Mieszczanin oddzielony był od włościanina nietylko miejscem pobytu i sposobem życia, lecz najczęściej i różnicą interesów. Było około 1000 posad, które uwalniały mieszczan od rozmaitych obowiązków państwowych. Jedną z przyczyn, dla której od czasu do czasu znoszą się niektóre urzędy dostępne dla mieszczan, jest zmniejszenie podatku osobistego, od którego te posady zwalniały.

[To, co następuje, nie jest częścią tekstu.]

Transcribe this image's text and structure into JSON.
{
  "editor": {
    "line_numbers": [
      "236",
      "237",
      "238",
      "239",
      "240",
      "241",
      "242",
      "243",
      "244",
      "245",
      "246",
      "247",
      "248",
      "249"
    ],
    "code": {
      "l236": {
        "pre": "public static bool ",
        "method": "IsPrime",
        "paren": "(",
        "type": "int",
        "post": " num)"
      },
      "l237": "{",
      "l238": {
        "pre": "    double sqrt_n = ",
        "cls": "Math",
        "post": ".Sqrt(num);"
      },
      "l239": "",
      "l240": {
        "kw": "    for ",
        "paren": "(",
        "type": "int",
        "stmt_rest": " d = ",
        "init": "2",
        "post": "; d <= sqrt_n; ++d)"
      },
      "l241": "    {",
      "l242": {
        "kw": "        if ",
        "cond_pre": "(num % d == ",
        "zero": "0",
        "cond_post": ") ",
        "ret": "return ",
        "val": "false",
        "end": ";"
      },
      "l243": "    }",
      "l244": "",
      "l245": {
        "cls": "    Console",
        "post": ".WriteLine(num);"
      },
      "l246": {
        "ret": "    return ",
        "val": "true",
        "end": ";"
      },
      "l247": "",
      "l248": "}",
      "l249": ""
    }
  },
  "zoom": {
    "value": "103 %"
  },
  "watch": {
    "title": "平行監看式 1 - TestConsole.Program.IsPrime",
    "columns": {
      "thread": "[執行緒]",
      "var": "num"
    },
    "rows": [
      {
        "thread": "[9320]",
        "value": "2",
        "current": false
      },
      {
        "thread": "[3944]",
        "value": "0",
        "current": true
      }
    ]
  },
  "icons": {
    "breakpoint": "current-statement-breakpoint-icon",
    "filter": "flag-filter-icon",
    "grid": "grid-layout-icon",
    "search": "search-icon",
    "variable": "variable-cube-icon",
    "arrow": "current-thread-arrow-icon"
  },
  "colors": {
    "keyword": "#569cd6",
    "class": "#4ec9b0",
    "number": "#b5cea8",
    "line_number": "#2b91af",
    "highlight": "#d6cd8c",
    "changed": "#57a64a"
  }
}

Przywileje te były źródłem zazdrości dla tych, kto ich nie posiadał, a egoistycznej dumy dla posiadaczy. Przez cały wiek XVIII mieszczaństwo ujawnia nieżyczliwość względem włościan swego okręgu, a włościanie okazują nienawiść względem niego. Nawet warstwy ludowe, zamieszkujące miasta obok mieszczan, są przez nich traktowane jako wrogie, obce. Większa część ciężarów, które wprowadzają, spędzają przeważnie na klasy niższe. Nieraz miałem sposobność stwierdzić to, co mówi Turgot, że mieszczanie wynaleźli sposób regulować wydatek przewozowy tak, aby samym go niepłacić. Najwięcej zaś uderza obawa ze strony burżuazyi, aby nie być pomieszaną z ludem.